This is a reasonable thing to do. It violates no “rules” of epidemiology.
But the terminology is important. There are some suggestions about how best to do this. And an important caveat.
In a case-control study, one selects cases (people with a disease) and controls (people without the disease) in order to answer a question about the association of the disease with an exposure. One could legitimately study the same people to answer questions about the association of being diseased or non-diseased and an outcome.
The initial case-control study should—like all good case-control studies--be “population-based.” That is, the cases and the controls need to come from the same defined population—for example, everyone in a state or a city. Ideally, all of the new cases that occur over a fixed period of time in the population would be identified and entered in the study. The controls would be (ideally) a random sample of non-cases during the same period of time. The cases and controls would be characterized by a past exposure.
In the example, 100 people with a new diagnosis of diabetes (let’s make it Type 1 diabetes to be concrete) during a period of 1 year in Los Angeles county (to be concrete) are identified along with 100 controls matched by age and sex and (ideally) chosen at random from all residents of Los Angeles county.

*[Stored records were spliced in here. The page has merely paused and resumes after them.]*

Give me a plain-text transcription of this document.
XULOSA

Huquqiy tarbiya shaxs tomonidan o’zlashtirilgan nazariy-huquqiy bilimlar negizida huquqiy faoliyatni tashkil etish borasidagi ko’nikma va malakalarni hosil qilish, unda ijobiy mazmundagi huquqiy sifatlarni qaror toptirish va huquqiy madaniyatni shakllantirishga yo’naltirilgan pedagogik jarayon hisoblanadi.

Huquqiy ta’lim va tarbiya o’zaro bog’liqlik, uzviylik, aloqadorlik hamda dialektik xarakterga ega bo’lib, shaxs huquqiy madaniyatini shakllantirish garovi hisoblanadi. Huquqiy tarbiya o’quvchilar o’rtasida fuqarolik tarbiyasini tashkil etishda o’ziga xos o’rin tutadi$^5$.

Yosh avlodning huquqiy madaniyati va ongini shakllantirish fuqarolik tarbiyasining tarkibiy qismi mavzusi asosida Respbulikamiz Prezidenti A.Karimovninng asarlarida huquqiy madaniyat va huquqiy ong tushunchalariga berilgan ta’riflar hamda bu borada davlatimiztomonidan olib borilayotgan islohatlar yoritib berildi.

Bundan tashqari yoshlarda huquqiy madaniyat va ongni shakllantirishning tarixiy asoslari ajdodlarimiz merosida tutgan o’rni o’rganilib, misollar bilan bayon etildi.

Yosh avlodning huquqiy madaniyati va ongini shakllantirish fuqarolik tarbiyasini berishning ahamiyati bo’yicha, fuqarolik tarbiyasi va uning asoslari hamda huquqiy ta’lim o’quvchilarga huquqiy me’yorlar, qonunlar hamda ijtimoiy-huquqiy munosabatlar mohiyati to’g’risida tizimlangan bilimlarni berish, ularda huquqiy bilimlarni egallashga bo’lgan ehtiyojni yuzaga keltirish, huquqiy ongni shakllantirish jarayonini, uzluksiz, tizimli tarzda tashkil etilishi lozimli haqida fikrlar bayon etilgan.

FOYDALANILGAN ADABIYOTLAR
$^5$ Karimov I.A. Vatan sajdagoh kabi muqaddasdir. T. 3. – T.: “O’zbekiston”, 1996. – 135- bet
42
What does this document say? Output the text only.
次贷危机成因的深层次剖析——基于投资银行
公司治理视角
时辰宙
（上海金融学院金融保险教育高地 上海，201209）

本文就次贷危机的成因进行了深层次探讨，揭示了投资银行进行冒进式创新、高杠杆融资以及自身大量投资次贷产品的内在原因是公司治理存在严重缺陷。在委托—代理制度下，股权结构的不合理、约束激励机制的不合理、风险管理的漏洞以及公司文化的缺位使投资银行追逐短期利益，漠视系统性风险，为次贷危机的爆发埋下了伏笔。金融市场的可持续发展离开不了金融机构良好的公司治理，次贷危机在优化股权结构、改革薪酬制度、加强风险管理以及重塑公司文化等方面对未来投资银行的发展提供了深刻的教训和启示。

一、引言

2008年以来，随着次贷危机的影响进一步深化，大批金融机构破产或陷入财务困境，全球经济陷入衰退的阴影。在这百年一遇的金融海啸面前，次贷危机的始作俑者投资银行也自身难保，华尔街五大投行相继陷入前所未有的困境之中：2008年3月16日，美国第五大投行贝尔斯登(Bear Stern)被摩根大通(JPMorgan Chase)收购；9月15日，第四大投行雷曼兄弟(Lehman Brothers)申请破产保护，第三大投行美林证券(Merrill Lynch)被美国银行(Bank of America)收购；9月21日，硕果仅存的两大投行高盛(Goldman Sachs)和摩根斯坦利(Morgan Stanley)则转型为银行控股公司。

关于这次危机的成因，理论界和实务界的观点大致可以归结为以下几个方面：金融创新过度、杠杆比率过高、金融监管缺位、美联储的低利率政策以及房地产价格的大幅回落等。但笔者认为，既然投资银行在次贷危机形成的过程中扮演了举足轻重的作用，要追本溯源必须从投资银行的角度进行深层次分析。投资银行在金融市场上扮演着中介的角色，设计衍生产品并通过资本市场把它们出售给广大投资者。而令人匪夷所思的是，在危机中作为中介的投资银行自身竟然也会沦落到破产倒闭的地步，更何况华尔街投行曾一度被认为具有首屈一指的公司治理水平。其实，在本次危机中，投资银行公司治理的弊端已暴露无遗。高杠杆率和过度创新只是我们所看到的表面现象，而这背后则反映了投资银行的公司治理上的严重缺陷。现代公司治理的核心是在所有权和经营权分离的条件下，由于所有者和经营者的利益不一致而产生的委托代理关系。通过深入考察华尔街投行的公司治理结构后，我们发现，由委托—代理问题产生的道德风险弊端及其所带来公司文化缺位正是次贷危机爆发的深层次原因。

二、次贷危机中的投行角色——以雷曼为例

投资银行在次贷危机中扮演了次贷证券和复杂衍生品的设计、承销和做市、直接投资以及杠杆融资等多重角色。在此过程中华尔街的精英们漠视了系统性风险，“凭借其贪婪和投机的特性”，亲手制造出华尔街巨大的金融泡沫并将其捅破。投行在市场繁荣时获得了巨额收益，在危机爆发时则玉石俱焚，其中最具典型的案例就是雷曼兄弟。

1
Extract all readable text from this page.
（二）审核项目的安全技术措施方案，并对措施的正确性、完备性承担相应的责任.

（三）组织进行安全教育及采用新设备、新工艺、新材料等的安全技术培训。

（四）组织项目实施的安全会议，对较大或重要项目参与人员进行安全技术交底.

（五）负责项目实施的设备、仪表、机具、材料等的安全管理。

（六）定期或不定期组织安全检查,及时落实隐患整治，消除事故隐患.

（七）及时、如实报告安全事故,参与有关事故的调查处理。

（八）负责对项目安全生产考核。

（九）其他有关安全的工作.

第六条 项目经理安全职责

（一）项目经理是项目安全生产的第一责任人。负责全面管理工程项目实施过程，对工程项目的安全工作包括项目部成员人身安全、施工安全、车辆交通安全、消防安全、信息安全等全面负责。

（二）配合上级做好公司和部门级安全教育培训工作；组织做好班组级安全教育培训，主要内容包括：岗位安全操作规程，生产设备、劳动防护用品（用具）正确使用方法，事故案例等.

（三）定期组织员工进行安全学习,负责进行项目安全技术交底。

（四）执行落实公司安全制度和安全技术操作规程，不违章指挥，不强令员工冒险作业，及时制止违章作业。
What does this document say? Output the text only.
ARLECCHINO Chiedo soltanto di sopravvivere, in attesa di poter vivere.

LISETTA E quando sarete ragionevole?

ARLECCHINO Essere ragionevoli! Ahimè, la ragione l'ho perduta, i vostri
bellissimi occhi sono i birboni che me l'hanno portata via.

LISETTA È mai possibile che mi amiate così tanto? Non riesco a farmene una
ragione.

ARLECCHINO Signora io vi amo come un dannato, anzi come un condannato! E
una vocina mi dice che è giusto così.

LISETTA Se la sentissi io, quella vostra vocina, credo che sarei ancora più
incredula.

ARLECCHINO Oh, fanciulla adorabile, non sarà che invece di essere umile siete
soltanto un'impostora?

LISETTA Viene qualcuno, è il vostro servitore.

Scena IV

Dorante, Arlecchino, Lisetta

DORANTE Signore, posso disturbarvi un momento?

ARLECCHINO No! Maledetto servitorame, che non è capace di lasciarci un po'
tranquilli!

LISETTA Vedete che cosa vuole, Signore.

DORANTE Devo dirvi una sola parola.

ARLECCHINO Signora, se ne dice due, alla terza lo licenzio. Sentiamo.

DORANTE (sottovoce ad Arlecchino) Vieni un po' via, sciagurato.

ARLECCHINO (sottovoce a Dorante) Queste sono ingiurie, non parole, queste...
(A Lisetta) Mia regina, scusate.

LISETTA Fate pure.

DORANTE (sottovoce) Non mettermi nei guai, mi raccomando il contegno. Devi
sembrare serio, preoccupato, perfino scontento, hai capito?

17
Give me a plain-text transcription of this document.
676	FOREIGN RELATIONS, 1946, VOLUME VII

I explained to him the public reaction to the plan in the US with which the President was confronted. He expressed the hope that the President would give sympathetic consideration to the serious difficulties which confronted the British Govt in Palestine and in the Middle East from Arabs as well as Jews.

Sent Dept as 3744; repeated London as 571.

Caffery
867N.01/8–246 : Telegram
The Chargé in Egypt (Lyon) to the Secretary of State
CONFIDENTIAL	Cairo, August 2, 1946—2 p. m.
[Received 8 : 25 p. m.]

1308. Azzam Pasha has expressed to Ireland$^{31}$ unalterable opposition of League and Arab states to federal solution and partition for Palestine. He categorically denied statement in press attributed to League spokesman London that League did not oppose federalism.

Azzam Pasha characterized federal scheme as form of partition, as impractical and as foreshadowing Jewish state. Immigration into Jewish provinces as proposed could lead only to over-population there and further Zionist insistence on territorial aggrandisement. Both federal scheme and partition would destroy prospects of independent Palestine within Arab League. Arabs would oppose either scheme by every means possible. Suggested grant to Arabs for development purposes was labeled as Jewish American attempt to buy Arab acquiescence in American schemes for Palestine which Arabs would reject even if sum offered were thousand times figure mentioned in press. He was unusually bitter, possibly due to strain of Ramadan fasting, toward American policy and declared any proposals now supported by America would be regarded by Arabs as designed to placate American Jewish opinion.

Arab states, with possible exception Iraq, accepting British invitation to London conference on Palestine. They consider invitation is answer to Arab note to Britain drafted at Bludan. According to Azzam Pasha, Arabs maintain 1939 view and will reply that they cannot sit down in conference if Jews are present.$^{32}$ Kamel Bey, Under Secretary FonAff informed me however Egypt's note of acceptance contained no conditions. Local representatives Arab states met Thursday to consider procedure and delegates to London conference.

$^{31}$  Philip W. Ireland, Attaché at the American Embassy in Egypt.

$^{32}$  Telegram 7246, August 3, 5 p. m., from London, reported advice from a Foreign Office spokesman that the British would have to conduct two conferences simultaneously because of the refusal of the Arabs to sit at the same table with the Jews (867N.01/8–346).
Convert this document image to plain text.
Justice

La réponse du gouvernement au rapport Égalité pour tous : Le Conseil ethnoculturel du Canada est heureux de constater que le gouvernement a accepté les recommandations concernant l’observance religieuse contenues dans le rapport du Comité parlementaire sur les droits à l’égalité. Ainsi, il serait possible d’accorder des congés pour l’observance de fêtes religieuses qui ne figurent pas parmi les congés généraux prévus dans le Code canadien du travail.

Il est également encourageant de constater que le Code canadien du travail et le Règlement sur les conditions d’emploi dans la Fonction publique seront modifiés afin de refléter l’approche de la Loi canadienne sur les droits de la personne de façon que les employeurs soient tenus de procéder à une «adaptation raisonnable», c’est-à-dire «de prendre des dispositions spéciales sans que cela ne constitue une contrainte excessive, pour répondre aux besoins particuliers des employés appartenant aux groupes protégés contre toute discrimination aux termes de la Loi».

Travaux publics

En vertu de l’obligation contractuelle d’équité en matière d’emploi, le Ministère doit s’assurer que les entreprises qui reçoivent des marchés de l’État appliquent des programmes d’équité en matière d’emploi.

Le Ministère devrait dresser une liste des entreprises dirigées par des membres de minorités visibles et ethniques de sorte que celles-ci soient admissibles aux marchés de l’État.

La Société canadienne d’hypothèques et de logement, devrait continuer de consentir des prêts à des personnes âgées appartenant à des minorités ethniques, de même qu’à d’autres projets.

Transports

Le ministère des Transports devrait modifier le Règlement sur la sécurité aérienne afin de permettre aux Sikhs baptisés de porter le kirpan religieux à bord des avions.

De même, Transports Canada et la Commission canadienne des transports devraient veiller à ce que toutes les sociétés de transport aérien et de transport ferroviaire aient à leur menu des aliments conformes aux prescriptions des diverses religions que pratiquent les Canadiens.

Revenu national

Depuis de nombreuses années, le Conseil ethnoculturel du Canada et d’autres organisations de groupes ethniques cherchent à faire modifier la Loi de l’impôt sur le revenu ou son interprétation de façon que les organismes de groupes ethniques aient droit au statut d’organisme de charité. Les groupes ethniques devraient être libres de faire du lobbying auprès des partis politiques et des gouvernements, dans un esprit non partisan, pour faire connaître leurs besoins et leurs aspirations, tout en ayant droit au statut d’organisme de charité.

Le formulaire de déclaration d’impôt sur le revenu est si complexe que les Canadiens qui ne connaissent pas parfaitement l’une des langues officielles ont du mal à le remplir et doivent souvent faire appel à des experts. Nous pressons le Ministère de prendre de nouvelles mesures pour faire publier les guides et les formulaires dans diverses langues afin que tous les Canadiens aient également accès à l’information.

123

In the case-control study, a set of questions is asked about past exposures.
For example, what is the association of Type 1 diabetes with birthweight? What is the association of Type 1 diabetes with having been breastfed as an infant? What is the association of Type 1 diabetes with having been vaccinated for rotavirus in infancy? Again, in a case-control study all of these questions pertain to an exposure that occurred before the development (or non-development) of Type 1 diabetes.
Once the case-control study is done, these same subjects could be studied longitudinally (going forward in time) to address questions about having the disease and the outcomes of having or not having the disease. The subjects should no longer be called cases and controls to avoid confusion about the design of the longitudinal aspect of the study of these people. One is now conducting a cohort (or an outcomes) study of a systematic sample of people with and without the disease of interest.
In the example, the people with Type 1 diabetes or no Type 1 diabetes could be studied longitudinally to assess the incidence of incidence renal failure or cardiovascular disease or albuminuria in people with and without Type 1 diabetes.
Note, in example, the subjects in the case-control study are matched by age and sex. Any conclusion about the incidence of a disease in people with and without the disease would be generalizable only to people with the same distribution of age and sex. This may or may not be a problem.
Note also that, an individually matched design makes analysis of data more complicated both in the case-control study and in a longitudinal follow-up of the same people. Further, in an individually matched design, if there is non-response in the case-control study or drop-outs in the (attempted) longitudinal follow-up of the same people, there is a loss of statistical power.
The case-control component can be used to assess the association of disease with exposures. The longitudinal component can be used to assess associations of disease with outcome.
CAVEAT. The longitudinal component cannot used to assess the association of exposures with the disease that is the topic of the case-control study. To study exposures and other diseases in the longitudinal component, it is probably best to restrict follow-up to the controls unless there is certainty that the disease that is the topic of the case-control study does not modify the effect of the exposure on other disease or effect modification is of interest.
It is important to get the terminology right. And to do the selection of subjects carefully. And maybe don’t match individually in the case-control study. Rather, select controls so that the distribution of age and sex is (approximately) the same as in the cases.